Following a nine-month planning, approval and design process, work began in June 2018 and was completed in September.

“The main goal of the project was to enhance and improve the sand bunkers throughout the course while addressing existing playability, maintenance, and accessibility concerns,” said O’Callaghan.

"There had been no significant changes to the bunkers, other than replacing sand and drainage, since the course was built. A few bunkers had been added over the years that did not blend with the existing design. These bunkers and the existing ones had grown over the years to large oval or slightly rounded shapes that had been transformed over years by maintenance practices and sand that had exited the bunkers from play.

“The new bunker design focused on creating a bold visual impact to the golf experience. The leading edges were lowered for better visibility from the tee and landing areas and the support mounding was shaped to give more massing and support to the bunker edges.”

A key element of the approval process with the membership was the ability to minimise impact of play by only having three holes under construction at any one time. “We implemented temporary tees and temporary greens on these holes so that members could play all eighteen holes throughout the construction period,” said O’Callaghan.

Many of the greenside bunkers were previously ten to fifteen feet away from the putting surfaces, meaning they were more likely to be found by higher handicap golfers who may miss the green by some distance, rather than better players whose missed shots often landed in short grass between the green and bunkers.

Several greenside bunkers did not blend with the surrounding terrain and they have been reshaped to tie in with the contour of the green and the surrounding land features.

“The fairway bunkers were also adjusted to give golfers of all abilities multiple strategic options for their tee shots,” said O’Callaghan. “Many that were located 200 to 220 yards off the tee were either relocated or removed to make the course more playable for the higher handicap golfer.

Polylast bunker liner was installed to reduce sand contamination and to mitigate wash outs during heavy rains.

“There was 90,000 square feet of existing sand bunkers that needed to be maintained. We were able to reduce the new bunker area to 70,000 square feet while creating a greater visible impact throughout the course. The sand from the existing bunkers was used as a sand cap for the walk on areas between the cart path and green to minimise compaction in high traffic areas.

“Many of the existing sand bunkers had one or two points of entry and exit to the bunkers,” said O’Callaghan. “Furthermore, many of the bunkers had steeper slopes that made getting in and out of the bunkers difficult. The new design incorporated multiple points of access for the golfers. Many of the new grass noses allow for golfers to walk straight from the sand bunkers directly to the green surface.”
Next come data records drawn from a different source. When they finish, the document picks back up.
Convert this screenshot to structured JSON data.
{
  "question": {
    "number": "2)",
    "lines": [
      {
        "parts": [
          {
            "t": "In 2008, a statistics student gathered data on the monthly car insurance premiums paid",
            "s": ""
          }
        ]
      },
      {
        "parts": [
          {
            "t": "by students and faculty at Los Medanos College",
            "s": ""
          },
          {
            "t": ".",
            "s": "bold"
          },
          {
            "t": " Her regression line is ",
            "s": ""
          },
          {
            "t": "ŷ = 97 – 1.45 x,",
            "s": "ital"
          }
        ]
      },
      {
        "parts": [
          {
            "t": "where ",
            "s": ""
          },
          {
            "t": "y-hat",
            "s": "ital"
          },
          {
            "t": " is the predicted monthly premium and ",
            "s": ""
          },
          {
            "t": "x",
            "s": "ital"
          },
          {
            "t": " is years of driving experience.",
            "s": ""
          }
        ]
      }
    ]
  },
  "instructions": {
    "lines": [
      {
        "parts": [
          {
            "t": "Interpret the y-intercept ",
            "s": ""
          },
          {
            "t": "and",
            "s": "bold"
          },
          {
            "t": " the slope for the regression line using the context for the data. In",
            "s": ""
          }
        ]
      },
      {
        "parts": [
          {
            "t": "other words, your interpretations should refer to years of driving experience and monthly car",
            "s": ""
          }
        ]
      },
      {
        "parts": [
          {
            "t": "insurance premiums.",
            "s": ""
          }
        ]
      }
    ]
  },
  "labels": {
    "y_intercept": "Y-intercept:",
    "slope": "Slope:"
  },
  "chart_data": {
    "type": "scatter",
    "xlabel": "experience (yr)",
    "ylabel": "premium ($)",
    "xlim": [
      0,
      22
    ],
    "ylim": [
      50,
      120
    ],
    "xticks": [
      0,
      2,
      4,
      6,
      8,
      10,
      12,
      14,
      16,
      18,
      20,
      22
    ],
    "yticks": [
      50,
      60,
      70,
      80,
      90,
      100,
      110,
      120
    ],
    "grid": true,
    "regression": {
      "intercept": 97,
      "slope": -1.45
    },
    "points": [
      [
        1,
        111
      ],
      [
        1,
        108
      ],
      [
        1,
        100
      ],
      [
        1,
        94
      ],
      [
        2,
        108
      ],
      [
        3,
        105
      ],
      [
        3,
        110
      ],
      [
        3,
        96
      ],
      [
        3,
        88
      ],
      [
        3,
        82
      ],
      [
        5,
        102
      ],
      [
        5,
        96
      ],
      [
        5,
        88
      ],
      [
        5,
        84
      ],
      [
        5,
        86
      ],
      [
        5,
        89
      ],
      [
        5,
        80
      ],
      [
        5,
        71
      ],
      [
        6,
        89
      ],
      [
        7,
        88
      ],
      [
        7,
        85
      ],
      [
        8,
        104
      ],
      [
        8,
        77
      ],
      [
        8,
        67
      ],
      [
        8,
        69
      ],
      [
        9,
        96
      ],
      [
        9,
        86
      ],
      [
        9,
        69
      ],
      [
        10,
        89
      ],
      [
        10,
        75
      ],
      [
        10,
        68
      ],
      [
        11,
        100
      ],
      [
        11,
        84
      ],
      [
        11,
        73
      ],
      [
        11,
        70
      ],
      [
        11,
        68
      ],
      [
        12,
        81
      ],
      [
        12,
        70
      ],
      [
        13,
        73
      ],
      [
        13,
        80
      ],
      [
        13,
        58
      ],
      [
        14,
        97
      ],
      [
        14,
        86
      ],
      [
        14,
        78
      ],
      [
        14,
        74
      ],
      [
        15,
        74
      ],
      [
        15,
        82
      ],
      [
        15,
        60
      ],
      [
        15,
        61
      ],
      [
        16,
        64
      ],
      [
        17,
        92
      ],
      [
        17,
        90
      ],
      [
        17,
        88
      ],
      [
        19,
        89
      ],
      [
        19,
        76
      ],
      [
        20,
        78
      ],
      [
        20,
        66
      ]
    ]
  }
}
In addition to the bunker work, the fairway landing area on the seventh has been regraded. “The existing hole sloped severely from right to left and funnel tee shots toward one of the fairway bunkers or one small patch of fairway collection area that was full of divots,” said O’Callaghan. “The newly graded fairway has less slope and allows tee shots to come to rest in multiple locations within the landing area.”

The project saw O’Callaghan collaborate with the club’s general manager Russ Onizuka and golf course superintendent Nephi Diaz, and contractor American Landscape. Drew Littlefield and Zack Varty were on site daily working on design enhancements and shaping bunkers.